Reste que certaines opérations ne nécessitent pas de fonds importants : l'attentat de Nice n'a, ainsi, « coûté » que 2 500 euros. Et les meurtres des policiers de Magnanville ou du père Hamel ne semblent pas avoir nécessité de financement particulier. Les enquêteurs ont, par ailleurs, retrouvé d'importantes sommes en liquide, dans diverses caches européennes, qui accréditent l'idée que l'organisation des attaques de novembre était bien plus sophistiquée que ce que l'on imaginait au départ.

Le 13 novembre, opération « à part »

En découvrant des planques ayant abrité certains membres des commandos jusqu'en Hongrie et en apprenant que d'autres attentats étaient prévus à la même date, dans plusieurs pays européens, les services antiterroristes ont dû élargir le périmètre de leurs investigations. L'opération du 13 novembre était, de toute évidence, appuyée sur un réseau aux ramifications plus nombreuses que celles identifiées jusque-là.

Les enquêteurs se concentrent aujourd'hui sur une poignée d'individus impliqués dans la cavale de Salah Abdeslam, qui a duré quatre mois. Les interrogatoires en cours n'ont, pour le moment, pas filtré. À ce stade, c'est surtout la mémoire d'un ordinateur retrouvé fin mars dans une poubelle située près du dernier domicile connu du logisticien des attentats de Bruxelles qui semble s'être révélée la plus « loquace ».

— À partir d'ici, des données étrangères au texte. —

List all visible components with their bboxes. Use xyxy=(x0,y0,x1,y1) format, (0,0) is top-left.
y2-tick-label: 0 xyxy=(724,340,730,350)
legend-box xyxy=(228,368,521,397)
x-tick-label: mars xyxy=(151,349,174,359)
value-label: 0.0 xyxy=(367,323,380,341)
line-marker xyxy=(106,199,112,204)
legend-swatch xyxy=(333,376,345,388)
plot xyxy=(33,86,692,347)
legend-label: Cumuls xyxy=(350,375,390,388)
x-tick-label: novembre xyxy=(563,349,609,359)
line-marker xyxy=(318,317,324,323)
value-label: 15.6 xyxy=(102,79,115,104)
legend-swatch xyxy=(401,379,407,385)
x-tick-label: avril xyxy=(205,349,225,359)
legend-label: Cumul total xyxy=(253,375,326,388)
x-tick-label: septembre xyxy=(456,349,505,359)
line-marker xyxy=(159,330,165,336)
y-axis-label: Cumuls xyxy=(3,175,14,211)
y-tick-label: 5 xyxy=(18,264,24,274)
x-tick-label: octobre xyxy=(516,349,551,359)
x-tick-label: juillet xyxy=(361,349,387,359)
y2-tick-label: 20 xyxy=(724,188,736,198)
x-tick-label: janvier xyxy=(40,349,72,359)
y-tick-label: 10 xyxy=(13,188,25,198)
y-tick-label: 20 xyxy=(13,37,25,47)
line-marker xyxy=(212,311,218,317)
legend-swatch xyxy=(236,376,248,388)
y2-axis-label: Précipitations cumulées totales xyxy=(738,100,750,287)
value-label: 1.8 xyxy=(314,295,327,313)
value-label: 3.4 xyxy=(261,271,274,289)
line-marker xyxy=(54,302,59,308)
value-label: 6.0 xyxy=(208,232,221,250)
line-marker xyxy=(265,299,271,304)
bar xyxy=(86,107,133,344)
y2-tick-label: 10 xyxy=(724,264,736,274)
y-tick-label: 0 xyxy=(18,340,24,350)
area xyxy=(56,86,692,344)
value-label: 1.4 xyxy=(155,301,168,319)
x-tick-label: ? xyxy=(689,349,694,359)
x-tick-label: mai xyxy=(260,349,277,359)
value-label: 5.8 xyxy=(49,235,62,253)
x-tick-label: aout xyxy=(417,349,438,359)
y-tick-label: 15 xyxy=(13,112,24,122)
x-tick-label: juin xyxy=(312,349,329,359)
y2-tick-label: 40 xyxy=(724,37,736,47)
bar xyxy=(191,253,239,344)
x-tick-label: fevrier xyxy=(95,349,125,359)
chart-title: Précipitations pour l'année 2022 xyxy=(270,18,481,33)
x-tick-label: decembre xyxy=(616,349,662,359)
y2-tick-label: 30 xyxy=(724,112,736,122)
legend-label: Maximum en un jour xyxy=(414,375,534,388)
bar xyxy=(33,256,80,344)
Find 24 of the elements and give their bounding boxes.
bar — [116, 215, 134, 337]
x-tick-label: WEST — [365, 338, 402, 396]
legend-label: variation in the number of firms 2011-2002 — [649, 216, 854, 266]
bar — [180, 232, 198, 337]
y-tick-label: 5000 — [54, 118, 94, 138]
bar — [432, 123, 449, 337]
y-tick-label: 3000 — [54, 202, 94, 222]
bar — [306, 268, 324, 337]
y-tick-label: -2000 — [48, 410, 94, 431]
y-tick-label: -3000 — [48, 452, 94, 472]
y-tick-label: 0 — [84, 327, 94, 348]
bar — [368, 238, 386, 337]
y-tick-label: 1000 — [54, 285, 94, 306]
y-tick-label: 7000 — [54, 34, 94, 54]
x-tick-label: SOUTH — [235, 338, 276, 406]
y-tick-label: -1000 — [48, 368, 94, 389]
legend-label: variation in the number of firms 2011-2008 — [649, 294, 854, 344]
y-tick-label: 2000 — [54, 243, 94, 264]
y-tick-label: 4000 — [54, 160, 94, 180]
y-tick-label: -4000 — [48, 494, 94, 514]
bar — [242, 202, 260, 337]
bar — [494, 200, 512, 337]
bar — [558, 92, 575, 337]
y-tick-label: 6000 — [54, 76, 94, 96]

Les informations contenues dans ce portable sont, en effet, très riches. On y a retrouvé, outre les testaments des « kamikazes », une liste de cibles potentielles (où figurait le quartier d'affaires de la Défense, mais aussi le siège de l'association catholique Civitas, des recettes d'engins explosifs et surtout des mailings qui n'ont pas fini de livrer tous leurs secrets.